Миро опустил глаза. Больше всего на свете гордый свободный цыган не любил никого ни о чем просить. Тем более чужого. Идти к Астахову уговорила его Соня, обещав, что это будет не просьба, а деловое предложение. И сейчас она поспешила прийти Миро на помощь:
— Речь идет не только о финансировании, Николай Андреевич. Речь о взаимовыгодном сотрудничестве.
— Вот как? — Астахов посмотрел на молодых гостей с некоторым недоверием.
Но Соня разложила перед ним свои бумаги: документы, выкладки, подсчеты.
— Понимаете, Николай Андреевич, на первом этаже мы предлагаем разместить офисы и магазины, которые будут принадлежать вам и приносить доход от сдачи в аренду. Причем этот доход не только окупит строительство, но и принесет прибыль. А табор, со своей стороны, вкладывает в это дело свою рабочую силу — все строительные работы будут производиться самими цыганами.
— Вы знаете, а я думаю, что это может быть интересно. Но дело в том, что, к сожалению, сейчас у меня нет времени поговорить об этом подробнее… Олеся, прошу тебя — ты обсуди с ребятами это дело в деталях. А потом мы вместе придем к какому-нибудь решению.
Астахов передал бумаги Олесе, решительно встал и попрощался с гостями, оставив их на Олесино попечение.
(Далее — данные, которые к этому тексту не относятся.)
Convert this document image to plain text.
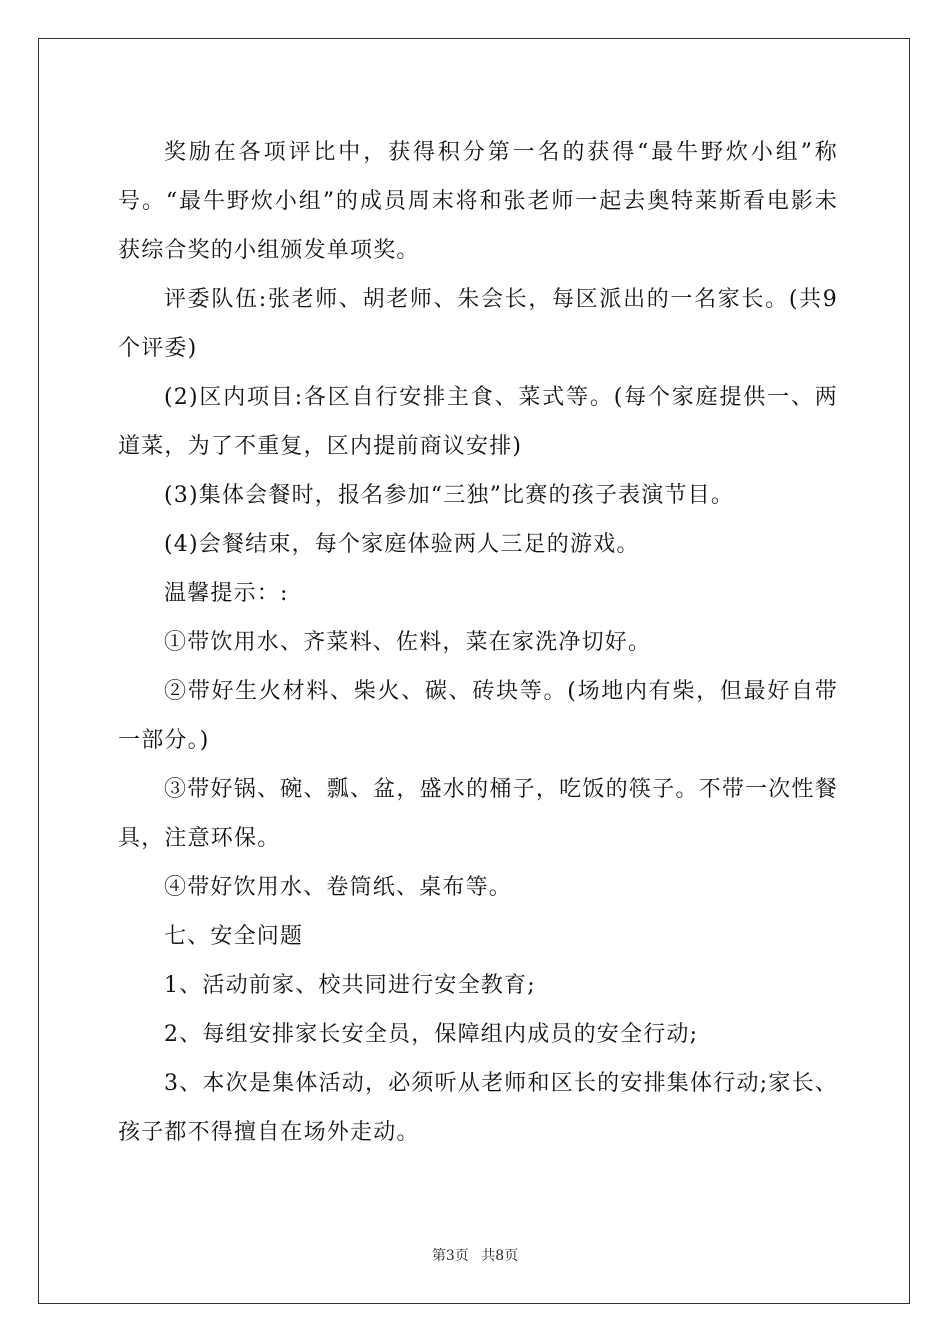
奖励在各项评比中，获得积分第一名的获得“最牛野炊小组”称号。“最牛野炊小组”的成员周末将和张老师一起去奥特莱斯看电影未获综合奖的小组颁发单项奖。

评委队伍:张老师、胡老师、朱会长，每区派出的一名家长。(共9个评委)

(2)区内项目:各区自行安排主食、菜式等。(每个家庭提供一、两道菜，为了不重复，区内提前商议安排)

(3)集体会餐时，报名参加“三独”比赛的孩子表演节目。

(4)会餐结束，每个家庭体验两人三足的游戏。

温馨提示：:

①带饮用水、齐菜料、佐料，菜在家洗净切好。

②带好生火材料、柴火、碳、砖块等。(场地内有柴，但最好自带一部分。)

③带好锅、碗、瓢、盆，盛水的桶子，吃饭的筷子。不带一次性餐具，注意环保。

④带好饮用水、卷筒纸、桌布等。

七、安全问题

1、活动前家、校共同进行安全教育;

2、每组安排家长安全员，保障组内成员的安全行动;

3、本次是集体活动，必须听从老师和区长的安排集体行动;家长、孩子都不得擅自在场外走动。

第3页 共8页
— Ну что ж, — говорила Тамара Игорю, окончательно выпроводив Земфиру, — в прошлый раз затея с крысиным ядом провалилась, теперь, надеюсь, это не повторится.
— Не повторится, — кивнул Игорь. — Так что теперь нам остается только ждать.
— А как мы узнаем о результате?
— Ну ты даешь! Да о смерти дочки Зарецкого и одновременно дочки Астахова будет кричать весь город! Все радио, телевидение, газеты — такое событие!
— Ну тогда читай газеты, Игорь.
— А что это ты мне приказываешь, дорогая?
— Кто-то должен приказывать, кто-то — исполнять.
— И ты у нас, значит, приказываешь? А если мне это надоест?
— И что ты тогда сделаешь? — В голосе Тамары сквозила неприкрытая ирония. — Опять сбежишь?
— Сбегу!
— Бросишь меня?
— Брошу!
— Ну не впервой! Зачем тогда Кармелиту убивал? — Игорь молчал. — Так что невыгодно тебе меня бросать. А то ведь получится, что зря ты убийцей стал!
Астахов ушел. А Соня и Миро разговорились с Олесей о подробностях проекта. Но Миро никак не мог сосредоточиться — он все время отвлекался от разговора и смотрел на полотно Дюрера. Никто никогда не объяснял молодому цыганскому парню принципы эстетики, никто никогда не водил его по музеям и галереям, не учил воспринимать живопись. Но, видно, на то оно и искусство гения, чтобы воздействовать на любого человека напрямую, без всяких там ученых посредников.
— Вам действительно так нравятся эти картины? — спросила у Миро Олеся.
— Да, очень, — завороженно отвечал цыган. Наверное, это действительно был великий мастер…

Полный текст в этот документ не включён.